The U.S. Supreme Court first addressed this issue in 1982 in the Rowley case.  Amy Rowley was in kindergarten, was doing well, but needed a sign language interpreter to access communication in the classroom.  Because she was doing well academically – not difficult at the kindergarten level, the Supreme Court ruled against her concluding that under the IDEA a school district need only  “open the door of public education to handicapped children”  rather than guarantee any particular level of education once inside.”

When the IDEA was re-authorized in 2007, Congress appeared to expand the Rowley standard of educational benefit, noting that implementation of the IDEA was “impeded by low expectations” and that children with disabilities are entitled to “high expectations” and, “to the maximum extent possible,” to meet the challenging expectations that are established for all children.  Other, lower courts have either agreed with Rowley or expanded – educational benefit is measured against the child’s abilities.

On March 22, 2017, in Endrew F. v. Douglas County School District, the U.S. Supreme Court in an unanimous decision ruled that an autistic child who had moved from grade to grade but appeared to have made questionable, actual progress was entitled to an education that provided only de minimis [minimal] progress.

The key findings by the Supreme Court:  1) a child’s IEP/program must be “appropriately ambitious” and “calculated to allow a child to make progress appropriate in light of the child’s circumstances” and 2) should be measured against the broader requirement that when a child is in a regular classroom Rowley requires grade level advancement.  If a child in a regular classroom is entitled to educational benefit as reflected in grade advancement, other children in special education in other placements are entitled to similarly positive opportunities.

While the Supreme Court noted the expertise of local educators in framing the issue of appropriate and did not “elaborate” on what “appropriate progress will look like from case to case,” the court was clear in elevating the Rowley standard for as it said, a merely minimal education is ‘hardly an education at all” and is aimed “so low” as to be “tantamount to ‘sitting idly…awaiting the time when they were old enough to drop out.’” While there is still and likely always will be vagueness about any language that tries to define “appropriate,” a phrase like “appropriately ambitious” to allow for progress is indeed a higher standard than that established by Rowley.

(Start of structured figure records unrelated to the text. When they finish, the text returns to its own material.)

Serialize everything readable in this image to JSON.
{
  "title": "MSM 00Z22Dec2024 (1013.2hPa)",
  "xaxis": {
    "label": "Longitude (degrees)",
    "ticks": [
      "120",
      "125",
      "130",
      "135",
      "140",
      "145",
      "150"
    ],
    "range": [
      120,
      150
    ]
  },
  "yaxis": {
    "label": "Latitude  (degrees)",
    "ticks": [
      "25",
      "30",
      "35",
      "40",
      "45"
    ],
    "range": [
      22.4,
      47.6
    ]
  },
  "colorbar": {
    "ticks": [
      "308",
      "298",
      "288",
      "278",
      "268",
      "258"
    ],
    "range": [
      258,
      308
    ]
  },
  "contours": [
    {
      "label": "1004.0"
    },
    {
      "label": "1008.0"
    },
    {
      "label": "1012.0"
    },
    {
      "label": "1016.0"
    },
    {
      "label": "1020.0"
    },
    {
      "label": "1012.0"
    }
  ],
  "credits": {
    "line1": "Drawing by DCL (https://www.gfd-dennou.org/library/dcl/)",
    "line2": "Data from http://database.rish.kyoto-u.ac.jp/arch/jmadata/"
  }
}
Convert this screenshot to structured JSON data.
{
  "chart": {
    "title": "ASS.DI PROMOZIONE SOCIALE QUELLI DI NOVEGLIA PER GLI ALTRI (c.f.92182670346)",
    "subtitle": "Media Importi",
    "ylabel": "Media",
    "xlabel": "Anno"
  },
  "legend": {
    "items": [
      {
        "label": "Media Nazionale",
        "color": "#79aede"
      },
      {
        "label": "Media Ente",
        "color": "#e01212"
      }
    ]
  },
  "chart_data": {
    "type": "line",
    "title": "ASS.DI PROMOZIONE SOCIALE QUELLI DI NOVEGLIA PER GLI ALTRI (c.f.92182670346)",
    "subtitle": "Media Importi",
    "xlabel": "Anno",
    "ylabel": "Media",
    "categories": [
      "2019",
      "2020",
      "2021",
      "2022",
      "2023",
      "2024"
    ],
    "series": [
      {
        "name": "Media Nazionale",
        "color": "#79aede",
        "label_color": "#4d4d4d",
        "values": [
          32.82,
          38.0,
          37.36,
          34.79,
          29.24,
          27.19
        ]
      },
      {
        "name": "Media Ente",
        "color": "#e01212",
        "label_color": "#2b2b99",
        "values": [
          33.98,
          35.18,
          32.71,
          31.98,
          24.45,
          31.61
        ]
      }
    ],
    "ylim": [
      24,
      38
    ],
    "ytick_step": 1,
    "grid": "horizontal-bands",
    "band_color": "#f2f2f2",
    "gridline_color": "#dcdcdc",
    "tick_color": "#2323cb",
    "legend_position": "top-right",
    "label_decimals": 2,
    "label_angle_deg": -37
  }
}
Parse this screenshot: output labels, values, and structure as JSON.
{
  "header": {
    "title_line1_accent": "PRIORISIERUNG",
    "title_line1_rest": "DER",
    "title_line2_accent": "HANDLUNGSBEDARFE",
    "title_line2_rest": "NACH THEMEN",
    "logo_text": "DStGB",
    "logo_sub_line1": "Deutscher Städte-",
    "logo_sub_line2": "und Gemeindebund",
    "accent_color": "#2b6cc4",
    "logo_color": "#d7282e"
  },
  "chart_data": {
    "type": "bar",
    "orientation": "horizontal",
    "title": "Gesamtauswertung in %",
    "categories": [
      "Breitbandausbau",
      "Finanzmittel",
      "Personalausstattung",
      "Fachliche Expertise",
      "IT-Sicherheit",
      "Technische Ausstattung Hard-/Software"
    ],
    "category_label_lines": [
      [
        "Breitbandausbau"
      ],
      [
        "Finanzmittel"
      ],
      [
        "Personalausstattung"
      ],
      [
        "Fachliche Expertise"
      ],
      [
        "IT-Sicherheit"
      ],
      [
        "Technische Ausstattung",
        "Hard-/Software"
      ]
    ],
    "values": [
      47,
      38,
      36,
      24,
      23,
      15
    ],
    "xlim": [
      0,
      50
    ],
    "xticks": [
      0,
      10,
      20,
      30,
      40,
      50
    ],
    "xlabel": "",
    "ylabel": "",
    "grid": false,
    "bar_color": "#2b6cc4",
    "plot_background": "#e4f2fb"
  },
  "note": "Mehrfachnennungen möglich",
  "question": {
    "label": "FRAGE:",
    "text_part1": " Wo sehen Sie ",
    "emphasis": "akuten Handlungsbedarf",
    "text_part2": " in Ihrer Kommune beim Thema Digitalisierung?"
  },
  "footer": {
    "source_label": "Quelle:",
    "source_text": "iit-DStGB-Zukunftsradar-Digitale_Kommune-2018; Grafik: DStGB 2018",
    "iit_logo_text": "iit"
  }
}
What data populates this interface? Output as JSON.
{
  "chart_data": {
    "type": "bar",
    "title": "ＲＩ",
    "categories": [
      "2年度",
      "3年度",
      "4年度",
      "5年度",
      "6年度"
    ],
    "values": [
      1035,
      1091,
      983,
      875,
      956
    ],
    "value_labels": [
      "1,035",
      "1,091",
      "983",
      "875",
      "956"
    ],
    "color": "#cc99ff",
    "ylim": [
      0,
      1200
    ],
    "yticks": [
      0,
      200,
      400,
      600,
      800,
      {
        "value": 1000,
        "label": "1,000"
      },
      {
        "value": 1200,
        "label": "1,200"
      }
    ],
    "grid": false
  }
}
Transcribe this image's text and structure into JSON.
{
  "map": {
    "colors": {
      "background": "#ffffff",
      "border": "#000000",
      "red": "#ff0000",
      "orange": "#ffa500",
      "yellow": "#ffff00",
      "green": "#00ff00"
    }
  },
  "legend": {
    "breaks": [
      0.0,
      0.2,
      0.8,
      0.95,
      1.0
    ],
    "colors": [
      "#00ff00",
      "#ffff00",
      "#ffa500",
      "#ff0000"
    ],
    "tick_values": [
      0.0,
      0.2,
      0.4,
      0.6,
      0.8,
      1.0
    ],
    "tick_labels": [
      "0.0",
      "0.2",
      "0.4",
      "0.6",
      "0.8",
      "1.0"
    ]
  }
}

As you plan for your next IEP, a key will be that your child is entitled by law to a program that is sufficiently “ambitious” as to allow progress consistent with your child’s circumstances. In reality what does that mean?  Where is your child now in all the areas of need, what would be a reasonable and appropriate level of improvement and what does s/he need in program, services and strategies to accomplish that “ambitious” advancement?